Only a competition such as AFCON could lead to two separate investigations into players using witchcraft to gain an advantage.

If you want a uniquely AFCON story, Mali were once eliminated via the drawing of lots -- and not in the dim and distant past but in 2015.

No other tournament can manifest performances as brilliant as Ndaye Mulamba's 1974 AFCON, when he managed to score nine goals across six games, including a final that went to a replay, for Zaire (now DR Congo), prompting journalist and author Dipo Faloyin to remark, "I'm not sure Africa's fragile internal politics could take a player doing something so outrageously provocative again."

To properly understand AFCON is to know the story of Kalusha Bwalya, the only Zambian to win African Player of the Year in 1988, but who lost 18 of his international team-mates in a 1993 air crash in Gabon. Bwalya and Zambia would come up just short in the 1994 and 1996 editions of the tournament, only to finally triumph in 2012.
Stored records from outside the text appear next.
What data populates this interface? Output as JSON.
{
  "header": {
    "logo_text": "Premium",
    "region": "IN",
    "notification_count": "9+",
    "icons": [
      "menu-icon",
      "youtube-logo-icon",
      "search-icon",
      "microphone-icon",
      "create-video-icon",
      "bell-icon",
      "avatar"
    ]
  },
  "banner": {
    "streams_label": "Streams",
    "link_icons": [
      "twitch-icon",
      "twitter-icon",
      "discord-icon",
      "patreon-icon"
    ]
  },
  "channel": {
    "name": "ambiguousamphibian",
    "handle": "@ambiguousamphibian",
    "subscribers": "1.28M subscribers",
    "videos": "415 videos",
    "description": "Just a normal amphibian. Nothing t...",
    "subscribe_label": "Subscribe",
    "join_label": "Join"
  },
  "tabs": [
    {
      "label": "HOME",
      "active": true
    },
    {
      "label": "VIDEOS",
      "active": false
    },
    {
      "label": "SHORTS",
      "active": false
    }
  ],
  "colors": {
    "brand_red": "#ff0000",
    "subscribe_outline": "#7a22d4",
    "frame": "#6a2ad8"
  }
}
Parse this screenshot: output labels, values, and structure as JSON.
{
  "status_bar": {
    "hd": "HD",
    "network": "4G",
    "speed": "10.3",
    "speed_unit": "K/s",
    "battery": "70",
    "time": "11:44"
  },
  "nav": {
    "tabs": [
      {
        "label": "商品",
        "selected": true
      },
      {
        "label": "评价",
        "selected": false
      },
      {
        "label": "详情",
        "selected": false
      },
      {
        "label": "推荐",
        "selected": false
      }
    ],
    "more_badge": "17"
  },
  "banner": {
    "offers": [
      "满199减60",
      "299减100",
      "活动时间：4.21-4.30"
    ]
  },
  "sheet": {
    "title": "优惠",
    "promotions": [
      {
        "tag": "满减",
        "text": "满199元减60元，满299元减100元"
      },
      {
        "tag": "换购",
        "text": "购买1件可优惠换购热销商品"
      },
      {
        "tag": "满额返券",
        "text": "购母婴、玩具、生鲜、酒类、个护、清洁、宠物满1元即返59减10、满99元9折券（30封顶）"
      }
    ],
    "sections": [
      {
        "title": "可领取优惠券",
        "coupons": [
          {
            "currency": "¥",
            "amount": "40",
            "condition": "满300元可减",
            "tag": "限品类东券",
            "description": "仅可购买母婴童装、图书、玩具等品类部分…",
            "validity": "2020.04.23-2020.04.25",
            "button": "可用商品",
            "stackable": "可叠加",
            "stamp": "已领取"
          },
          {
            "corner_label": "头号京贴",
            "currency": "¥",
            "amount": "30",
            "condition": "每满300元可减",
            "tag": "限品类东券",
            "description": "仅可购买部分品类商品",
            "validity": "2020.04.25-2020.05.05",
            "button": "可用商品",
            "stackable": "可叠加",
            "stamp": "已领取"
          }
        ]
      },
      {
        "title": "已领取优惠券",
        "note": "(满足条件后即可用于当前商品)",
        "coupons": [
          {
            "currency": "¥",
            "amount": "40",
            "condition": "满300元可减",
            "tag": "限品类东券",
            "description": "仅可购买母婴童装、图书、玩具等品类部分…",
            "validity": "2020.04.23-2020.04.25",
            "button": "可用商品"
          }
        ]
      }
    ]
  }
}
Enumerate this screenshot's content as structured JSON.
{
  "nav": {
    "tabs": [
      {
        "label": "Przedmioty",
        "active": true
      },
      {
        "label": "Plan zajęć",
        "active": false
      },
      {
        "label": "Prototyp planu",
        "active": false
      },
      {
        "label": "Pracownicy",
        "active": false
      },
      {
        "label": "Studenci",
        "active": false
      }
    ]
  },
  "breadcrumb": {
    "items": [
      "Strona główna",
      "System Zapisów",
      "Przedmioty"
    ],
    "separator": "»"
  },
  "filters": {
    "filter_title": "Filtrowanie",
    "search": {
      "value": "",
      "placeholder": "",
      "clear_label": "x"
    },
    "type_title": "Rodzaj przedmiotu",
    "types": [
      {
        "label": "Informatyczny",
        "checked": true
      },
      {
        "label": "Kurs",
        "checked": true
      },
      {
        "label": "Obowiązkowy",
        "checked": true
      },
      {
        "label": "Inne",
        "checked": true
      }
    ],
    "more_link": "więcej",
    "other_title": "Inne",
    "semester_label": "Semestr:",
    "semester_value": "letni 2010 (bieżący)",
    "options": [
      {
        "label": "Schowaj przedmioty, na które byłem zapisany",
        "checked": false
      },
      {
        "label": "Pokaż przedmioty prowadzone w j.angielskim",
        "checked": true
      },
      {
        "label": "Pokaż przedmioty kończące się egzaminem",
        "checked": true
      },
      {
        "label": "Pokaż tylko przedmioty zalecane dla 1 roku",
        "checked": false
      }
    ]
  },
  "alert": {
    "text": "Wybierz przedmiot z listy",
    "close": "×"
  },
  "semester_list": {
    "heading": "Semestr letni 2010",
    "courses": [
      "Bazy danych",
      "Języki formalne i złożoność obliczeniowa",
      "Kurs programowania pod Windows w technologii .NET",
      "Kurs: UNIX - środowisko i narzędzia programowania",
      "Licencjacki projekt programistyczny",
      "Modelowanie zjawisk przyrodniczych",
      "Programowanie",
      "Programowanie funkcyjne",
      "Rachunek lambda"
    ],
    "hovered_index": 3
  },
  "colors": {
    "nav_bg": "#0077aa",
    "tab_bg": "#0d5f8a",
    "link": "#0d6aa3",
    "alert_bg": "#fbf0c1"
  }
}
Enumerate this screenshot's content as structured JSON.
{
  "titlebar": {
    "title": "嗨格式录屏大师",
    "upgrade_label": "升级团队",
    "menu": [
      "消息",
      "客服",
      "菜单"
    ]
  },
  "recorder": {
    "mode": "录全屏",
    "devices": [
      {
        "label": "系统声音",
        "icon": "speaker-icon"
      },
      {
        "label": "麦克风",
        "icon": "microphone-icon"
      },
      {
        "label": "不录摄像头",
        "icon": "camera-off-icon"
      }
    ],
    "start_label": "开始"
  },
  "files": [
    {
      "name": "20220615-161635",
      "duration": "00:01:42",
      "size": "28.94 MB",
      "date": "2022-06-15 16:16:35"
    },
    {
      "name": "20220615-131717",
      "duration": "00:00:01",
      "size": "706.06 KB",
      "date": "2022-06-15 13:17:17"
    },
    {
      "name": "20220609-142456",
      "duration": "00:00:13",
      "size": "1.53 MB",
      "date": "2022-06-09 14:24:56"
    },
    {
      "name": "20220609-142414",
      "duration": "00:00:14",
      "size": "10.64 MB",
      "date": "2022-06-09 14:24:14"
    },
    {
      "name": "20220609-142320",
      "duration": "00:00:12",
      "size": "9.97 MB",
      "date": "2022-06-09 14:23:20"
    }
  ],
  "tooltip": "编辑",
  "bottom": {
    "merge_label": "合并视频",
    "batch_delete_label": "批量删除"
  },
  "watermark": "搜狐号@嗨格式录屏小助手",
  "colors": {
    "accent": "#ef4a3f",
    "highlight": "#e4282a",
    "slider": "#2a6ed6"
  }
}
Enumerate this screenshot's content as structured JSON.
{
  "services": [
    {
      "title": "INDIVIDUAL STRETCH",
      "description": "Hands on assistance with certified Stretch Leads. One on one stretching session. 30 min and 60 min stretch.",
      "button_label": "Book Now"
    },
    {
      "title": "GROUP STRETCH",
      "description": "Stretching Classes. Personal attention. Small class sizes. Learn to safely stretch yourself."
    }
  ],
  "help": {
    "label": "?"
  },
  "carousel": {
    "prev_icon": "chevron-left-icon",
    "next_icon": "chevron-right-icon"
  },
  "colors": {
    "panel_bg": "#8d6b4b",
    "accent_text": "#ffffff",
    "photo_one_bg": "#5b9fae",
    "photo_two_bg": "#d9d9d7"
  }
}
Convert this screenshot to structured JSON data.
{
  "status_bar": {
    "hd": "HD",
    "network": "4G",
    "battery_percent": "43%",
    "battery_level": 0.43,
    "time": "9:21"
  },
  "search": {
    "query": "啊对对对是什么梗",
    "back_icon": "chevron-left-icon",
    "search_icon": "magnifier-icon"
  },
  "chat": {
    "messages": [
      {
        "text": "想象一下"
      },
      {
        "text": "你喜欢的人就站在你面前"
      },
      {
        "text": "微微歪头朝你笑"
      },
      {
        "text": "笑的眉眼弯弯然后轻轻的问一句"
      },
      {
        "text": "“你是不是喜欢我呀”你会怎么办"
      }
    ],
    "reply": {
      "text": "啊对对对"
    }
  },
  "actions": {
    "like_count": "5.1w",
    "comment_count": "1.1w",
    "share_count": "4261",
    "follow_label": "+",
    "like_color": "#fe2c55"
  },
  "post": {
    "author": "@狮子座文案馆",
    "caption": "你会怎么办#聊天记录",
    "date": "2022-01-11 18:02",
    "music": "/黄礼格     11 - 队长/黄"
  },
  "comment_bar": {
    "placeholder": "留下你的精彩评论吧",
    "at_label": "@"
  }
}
There is a photograph of Bwalya -- by then the president of the Zambian FA -- as he collects the trophy on behalf of the team who had just won it, and the team he lost years prior. Study his face and you will understand the power of his tournament.

"He deserved that moment, to stand on the house he rebuilt," wrote Faloyin.

This AFCON will, again, be different.

Twenty-four teams will compete, after AFCON upsized from 16 in 2019. Several former heavyweights are approaching the ends of their supposed "golden generations" while countries including Nigeria, Algeria, Egypt and Morocco appear to be entering their prime.

Thanks to FIFA rule changes in 2020 -- introduced in part thanks to the work of the football federations in Algeria and Morocco -- there are more first, second and third-generation immigrants playing for their mother nations. If he can recover from COVID-19, Paris-born Manchester United youngster Hannibal Mejbri could have a breakout tournament for Tunisia.

This month's matches will not be like the football you typically see in Europe or South America. It has its own internal rhythms and playing styles, unique in time signature and tactics.

Every time an Africa Cup of Nations arrives, you will see sceptics and doubters try to underplay its importance to the wider footballing landscape.

But you cannot bury an AFCON tournament, for it is a seed of unbridled footballing joy.